Why the model was never the problem
If security flaws in AI-assisted apps were reasoning failures, the capability curve would bend the flaw rate down. Fable 5 is a genuine leap over Opus 4.5 at writing software, and the two rates are statistically the same. The explanation is in what the findings actually are. Across every cohort, the same short list dominates:
- Hardcoded credentials. A live backend key, JWT, or API token written into a committed file. The single most common high-severity finding for every tool, in every study we have run.
- TLS verification disabled. A database or API connection told to skip certificate checks to get past a local error, then shipped that way.
- Weak randomness.
Math.random()minting tokens, reset codes, or OAuth state values that need a cryptographic source.

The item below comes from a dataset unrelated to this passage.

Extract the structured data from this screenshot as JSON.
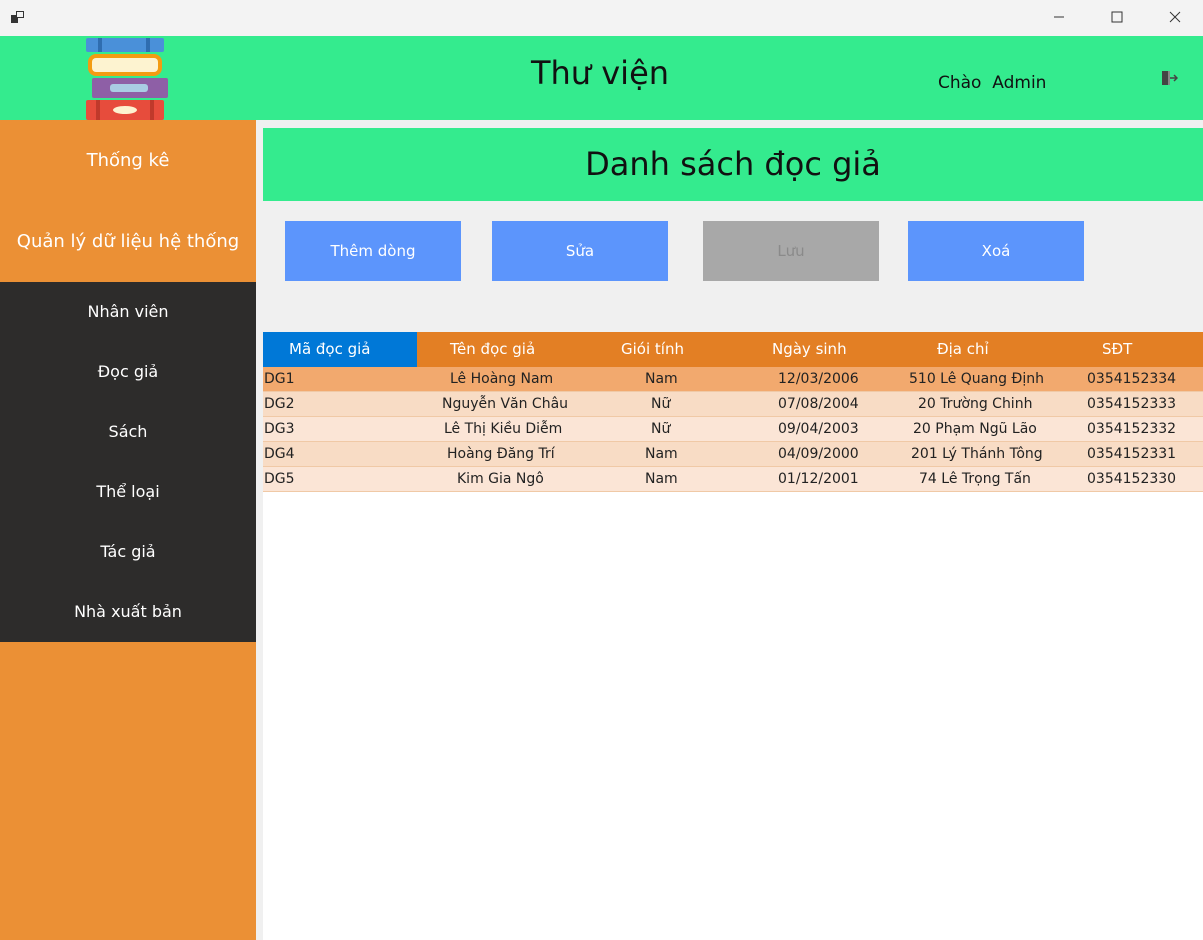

None of these are decisions a model makes. They are decisions a person makes to unblock themselves, meaning to fix later, and the tool faithfully commits what the person wrote. A smarter model writes a better app around the leaked key. It does not remove the key.
What this means for the argument everyone is having
The model-safety debate treats the tool as the security variable. Our data says the security variable is the workflow: whether a human (or a scanner) checks the code for the boring, predictable paste-in mistakes before it ships. That check costs the same whether you use Cursor, Codex, or Claude, and skipping it costs the same too. Switching models for security is rearranging the one part of the stack that our measurements say does not matter.
This also means the number to watch in future model releases is not ours. We expect the next generation from every vendor to land in the same band, and we will keep scanning to check. If one ever breaks the pattern, that will be a genuinely big deal, and you will read it here with the confidence intervals attached.
Frequently asked questions
Which AI model writes the most secure code?
None of them, measurably. Across 544 real web apps built with Cursor, OpenAI Codex, and three Claude model generations, the high-severity flaw rate ranged from 9.8% to 17.7% with overlapping confidence intervals and no statistically significant difference between any two tools. Picking a coding tool for security is picking on noise.
Why doesn't a smarter model produce safer code?
Because the flaws that ship are not reasoning failures. In every cohort, the findings were dominated by hardcoded credentials, disabled TLS verification, and weak randomness — shortcuts a human takes to get something working. The model was never the one deciding to commit a live key, so a better model does not stop it.
So what should I do instead of switching models?
Review the code the same way regardless of which tool wrote it. Move every secret to an environment variable, rotate anything that was ever committed, never ship with certificate verification off, and use a cryptographic random source for security-sensitive values. Or scan the repo free with Prbl and get the exact file and line.
Methodology and limits
120 Cursor, 82 Codex, 116 Fable 5, 130 Opus 4.8, and 96 Opus 4.5 web apps, all sourced from GitHub via each tool's commit fingerprint, filtered by a scope rule fixed in advance, scanned with Prbl under identical rules, and manually reviewed. The individual studies with full breakdowns: Cursor, Codex versus Claude, and three Claude generations.
The honest limits: this is observational, not a controlled experiment. The cohorts are different apps by different people, and users of coding agents skew technical, so these rates describe their apps, not all software. Small per-tool differences below our detection threshold could exist; what cannot exist in this data is the large, decision-worthy gap the safest-model argument assumes. And no repository, owner, or file is identified anywhere in this post.
The takeaway fits in a sentence: the tools are tied, the flaws are human, and the fix is a review that costs thirty seconds. Which model you pick can be about anything you like. It just can't be about this.